Finland and Sweden have handed in applications to join NATO.

It ends decades of political neutrality for both nations, after Russia’s invasion of Ukraine.

The Chief of NATO says the applications are quote an “historic step”.

If their bid is successful, it will bring the alliance’s membership to 32.

While Russia strongly opposes the move, there are also members within NATO’s own ranks voicing their concerns.

Dubbed the North Atlantic Treaty Organisation, the NATO alliance was founded in 1949

It follows one rule: an attack on one, is an attack on all.

It sought to counter Russian expansion in Europe after World War Two.

But following the collapse of the Soviet Union in 1991, many of its former Eastern European allies joined the alliance, something that has raised concerns in Moscow.

Finland and Sweden need the support of all member states to join. If they’re successful, it will take the alliance to 32 members.

NATO members must spend 2 per cent of their GDP on defence. Finland already meets this target and Sweden says it will do so “as soon as possible”.

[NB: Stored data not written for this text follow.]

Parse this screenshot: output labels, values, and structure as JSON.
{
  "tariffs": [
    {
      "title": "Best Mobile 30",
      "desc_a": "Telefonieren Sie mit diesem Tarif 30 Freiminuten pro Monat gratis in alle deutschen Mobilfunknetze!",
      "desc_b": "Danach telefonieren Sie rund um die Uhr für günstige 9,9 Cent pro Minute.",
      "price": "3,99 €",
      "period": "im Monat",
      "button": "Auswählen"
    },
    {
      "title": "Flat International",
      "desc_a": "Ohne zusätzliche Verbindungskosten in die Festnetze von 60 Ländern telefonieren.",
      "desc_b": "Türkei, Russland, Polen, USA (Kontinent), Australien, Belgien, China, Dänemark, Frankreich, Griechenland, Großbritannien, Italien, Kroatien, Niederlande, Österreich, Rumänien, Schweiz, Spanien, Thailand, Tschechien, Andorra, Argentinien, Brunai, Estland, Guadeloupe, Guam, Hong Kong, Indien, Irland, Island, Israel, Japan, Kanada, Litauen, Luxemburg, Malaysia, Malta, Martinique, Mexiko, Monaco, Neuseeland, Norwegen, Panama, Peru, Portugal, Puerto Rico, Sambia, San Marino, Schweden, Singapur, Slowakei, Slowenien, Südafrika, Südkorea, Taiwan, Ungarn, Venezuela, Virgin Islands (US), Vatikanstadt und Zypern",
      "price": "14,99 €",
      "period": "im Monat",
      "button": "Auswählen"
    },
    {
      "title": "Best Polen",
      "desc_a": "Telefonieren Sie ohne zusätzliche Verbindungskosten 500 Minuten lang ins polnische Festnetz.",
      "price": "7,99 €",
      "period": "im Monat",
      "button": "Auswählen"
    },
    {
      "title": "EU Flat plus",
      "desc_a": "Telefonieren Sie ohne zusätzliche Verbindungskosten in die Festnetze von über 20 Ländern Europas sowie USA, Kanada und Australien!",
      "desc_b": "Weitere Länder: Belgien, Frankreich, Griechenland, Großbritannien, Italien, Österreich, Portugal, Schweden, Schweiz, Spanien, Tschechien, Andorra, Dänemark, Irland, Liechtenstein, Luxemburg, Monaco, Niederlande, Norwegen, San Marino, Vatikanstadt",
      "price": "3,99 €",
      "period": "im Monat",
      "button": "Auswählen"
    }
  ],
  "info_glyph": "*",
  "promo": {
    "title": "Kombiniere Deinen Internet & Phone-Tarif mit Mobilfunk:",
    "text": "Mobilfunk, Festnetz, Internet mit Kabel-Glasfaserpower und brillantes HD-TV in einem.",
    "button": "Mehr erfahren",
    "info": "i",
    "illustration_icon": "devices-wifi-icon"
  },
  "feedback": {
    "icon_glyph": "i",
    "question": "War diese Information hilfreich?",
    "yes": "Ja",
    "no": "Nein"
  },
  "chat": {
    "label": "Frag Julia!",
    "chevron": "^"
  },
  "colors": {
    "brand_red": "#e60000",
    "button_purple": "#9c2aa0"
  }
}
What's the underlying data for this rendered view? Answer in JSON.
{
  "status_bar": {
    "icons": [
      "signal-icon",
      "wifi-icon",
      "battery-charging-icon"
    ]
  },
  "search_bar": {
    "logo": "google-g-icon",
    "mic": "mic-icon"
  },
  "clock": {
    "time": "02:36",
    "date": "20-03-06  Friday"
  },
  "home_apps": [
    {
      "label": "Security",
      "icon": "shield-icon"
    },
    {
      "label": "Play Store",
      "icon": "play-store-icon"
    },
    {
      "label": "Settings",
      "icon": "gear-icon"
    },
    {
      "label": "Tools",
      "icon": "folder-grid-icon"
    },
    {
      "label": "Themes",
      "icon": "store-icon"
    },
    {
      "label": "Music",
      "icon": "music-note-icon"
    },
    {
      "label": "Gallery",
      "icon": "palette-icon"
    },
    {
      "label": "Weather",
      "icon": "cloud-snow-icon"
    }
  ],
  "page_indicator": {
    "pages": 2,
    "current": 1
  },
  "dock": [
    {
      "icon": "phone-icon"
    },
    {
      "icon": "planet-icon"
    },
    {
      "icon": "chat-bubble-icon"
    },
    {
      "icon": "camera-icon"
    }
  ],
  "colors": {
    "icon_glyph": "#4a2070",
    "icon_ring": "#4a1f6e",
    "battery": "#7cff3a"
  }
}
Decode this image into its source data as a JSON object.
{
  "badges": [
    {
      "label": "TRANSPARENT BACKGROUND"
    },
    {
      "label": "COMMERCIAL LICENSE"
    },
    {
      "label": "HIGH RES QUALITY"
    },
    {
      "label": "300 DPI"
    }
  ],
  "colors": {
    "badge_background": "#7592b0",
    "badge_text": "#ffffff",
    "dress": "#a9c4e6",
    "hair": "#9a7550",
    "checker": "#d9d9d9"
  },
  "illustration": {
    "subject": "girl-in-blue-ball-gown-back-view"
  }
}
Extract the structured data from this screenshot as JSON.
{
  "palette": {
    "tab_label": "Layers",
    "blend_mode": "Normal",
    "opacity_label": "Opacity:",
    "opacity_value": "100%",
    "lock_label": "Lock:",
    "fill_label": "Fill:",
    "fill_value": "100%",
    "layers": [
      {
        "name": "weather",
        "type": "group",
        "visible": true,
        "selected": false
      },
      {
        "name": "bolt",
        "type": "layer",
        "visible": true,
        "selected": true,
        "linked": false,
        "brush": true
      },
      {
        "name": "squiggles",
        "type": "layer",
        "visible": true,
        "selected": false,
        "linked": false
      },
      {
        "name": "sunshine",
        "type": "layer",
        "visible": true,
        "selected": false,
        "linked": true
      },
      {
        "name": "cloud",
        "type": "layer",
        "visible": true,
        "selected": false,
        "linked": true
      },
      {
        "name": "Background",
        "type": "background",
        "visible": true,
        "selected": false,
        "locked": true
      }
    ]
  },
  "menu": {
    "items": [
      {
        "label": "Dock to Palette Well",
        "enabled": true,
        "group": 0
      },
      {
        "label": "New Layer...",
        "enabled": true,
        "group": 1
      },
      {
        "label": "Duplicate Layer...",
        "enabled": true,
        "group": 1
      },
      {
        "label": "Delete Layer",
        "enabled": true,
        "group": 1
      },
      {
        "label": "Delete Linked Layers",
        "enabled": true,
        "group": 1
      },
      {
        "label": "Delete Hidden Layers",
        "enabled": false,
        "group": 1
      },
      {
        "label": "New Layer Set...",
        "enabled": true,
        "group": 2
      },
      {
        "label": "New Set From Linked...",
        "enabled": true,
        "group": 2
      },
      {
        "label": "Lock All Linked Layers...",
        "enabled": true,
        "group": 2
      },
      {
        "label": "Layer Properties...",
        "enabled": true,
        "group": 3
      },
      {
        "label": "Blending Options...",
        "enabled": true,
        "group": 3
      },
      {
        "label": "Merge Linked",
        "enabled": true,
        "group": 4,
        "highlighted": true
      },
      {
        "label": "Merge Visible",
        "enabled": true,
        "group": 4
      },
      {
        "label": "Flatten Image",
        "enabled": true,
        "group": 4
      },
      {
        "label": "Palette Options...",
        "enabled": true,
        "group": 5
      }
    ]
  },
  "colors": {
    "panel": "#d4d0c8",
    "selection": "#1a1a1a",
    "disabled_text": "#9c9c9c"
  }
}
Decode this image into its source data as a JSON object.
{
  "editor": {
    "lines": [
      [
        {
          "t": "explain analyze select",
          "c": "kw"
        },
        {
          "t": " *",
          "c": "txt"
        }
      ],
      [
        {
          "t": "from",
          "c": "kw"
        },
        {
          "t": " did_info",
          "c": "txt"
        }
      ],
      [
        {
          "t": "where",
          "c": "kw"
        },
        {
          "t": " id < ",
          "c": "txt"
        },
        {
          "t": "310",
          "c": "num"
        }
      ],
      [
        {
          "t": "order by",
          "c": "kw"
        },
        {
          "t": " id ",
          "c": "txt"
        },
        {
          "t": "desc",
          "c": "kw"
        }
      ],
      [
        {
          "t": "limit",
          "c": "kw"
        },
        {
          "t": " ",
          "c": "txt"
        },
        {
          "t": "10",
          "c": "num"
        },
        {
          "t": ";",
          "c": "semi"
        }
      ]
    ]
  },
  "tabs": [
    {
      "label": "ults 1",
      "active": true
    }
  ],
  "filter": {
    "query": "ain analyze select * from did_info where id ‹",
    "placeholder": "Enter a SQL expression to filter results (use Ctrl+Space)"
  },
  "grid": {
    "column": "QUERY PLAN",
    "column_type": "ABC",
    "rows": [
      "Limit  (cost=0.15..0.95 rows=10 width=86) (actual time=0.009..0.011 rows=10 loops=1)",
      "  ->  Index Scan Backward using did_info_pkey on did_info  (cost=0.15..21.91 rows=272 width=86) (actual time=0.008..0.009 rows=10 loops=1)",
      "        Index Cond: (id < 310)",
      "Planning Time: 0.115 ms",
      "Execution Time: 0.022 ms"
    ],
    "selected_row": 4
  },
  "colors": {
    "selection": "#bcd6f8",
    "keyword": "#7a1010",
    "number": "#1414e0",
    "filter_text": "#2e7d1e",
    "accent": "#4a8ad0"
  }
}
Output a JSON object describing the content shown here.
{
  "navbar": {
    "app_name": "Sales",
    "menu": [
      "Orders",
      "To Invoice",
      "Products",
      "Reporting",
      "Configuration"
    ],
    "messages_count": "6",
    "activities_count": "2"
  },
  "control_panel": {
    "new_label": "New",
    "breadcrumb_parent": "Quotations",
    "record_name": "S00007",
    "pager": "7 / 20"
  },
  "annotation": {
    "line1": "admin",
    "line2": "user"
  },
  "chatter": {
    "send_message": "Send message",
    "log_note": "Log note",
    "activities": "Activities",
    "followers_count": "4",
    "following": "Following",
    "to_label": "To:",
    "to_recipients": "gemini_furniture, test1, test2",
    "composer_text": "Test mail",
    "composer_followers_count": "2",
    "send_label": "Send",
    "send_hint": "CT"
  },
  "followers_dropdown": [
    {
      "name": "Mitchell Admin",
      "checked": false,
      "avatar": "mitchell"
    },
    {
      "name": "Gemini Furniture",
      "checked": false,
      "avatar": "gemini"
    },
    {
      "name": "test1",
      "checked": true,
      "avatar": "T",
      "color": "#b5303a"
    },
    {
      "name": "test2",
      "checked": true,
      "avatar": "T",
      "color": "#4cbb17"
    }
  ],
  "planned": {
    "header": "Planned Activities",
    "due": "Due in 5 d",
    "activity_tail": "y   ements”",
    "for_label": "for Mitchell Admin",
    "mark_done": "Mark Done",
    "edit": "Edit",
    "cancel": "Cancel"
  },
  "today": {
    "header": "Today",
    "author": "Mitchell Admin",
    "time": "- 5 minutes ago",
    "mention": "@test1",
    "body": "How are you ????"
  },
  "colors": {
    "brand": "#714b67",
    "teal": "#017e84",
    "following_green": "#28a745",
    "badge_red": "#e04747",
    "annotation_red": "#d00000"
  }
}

The two countries will also bring a range of military might.

Finland has over 19-thousand active troops, and Sweden has over 14-and-a-half thousand.

There are 220 tanks, and over 200 combat aircraft.

Russia believes NATO has been verging on its door stop and is warning both nations against joining.

Turkey’s President is also voicing concerns, saying the two Scandinavian nations should not send delegations to convince him of their bids.